The path from inception to deployment of your Neo4j solution involves many steps: documenting key questions, modeling your data, importing data, building queries, and verifying the data works for your needs. Additionally, running systems have a different set of needs: understanding query execution, troubleshooting, and analyzing the health of your database. Cypher Workbench is a collection of visual tools that can assist in the development of new Neo4j solutions as well as help maintain existing deployments. This talk will showcase several tools within Cypher Workbench that may help you with your Neo4j solution.

Eric Monk

Eric Monk

Principal Solutions Engineer, Neo4j

Eric Monk is a Neo4j Principal Solutions Engineer and has been using Neo4j for nearly six years, helping customers implement Neo4j within their enterprise. Eric has a rich background in many aspects of data, including enterprise data integration, data wrangling, data analysis, and data visualization. Eric is based in the greater Washington, DC metro area.

Deep Dive

4:35 - 5:20

Parallel Data Import Into a Running Database

Importing relationships into a running graph database using multiple threads running concurrently is a difficult task, as multiple threads cannot write information to the same node at the same time. Here we present an algorithm in which relationships are sorted into bins, then imported such that no two threads ever access the same node concurrently.
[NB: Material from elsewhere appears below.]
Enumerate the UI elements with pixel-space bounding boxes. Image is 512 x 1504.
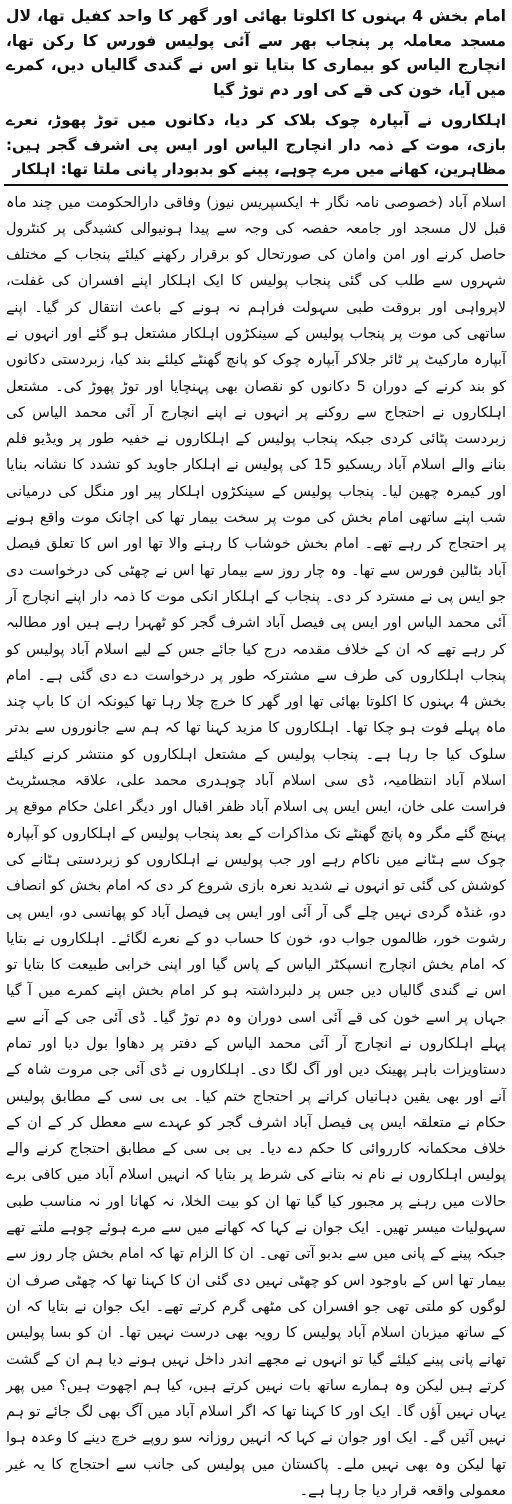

When this algorithm was implemented as a procedure to run on the Neo4j graph database, it reduced the time to import relationships by up to 69% when 32 threads were used.

Aleks Ontman

Aleks Ontman

Manager, Deloitte

Aleks Y. M. Ontman received his B.S. in electrical engineering from SUNY Binghamton in 2005 and his Ph.D. in Materials Science and Engineering from the University of Virginia in 2012. He is currently a manager in Strategy & Analytics practice with Deloitte Consulting LLP, specializing in application of Natural Language Processing and graph theory to government and commercial clients.

Joshua R. Porter

Joshua R. Porter

Senior Consultant, Mission Analytics, Deloitte

Joshua R. Porter received his B.S. in electrical and computer engineering from Lafayette College in 2006 and his Ph.D. in electrical and computer engineering from Johns Hopkins University in 2012. From 2012-2017, he did postdoctoral work in the National Cancer Institute, researching the p53 tumor suppressor protein and using mathematical models to understand its function. He is currently a Senior Consultant with Deloitte Consulting LLP, using graph databases to organize data and yield valuable insights.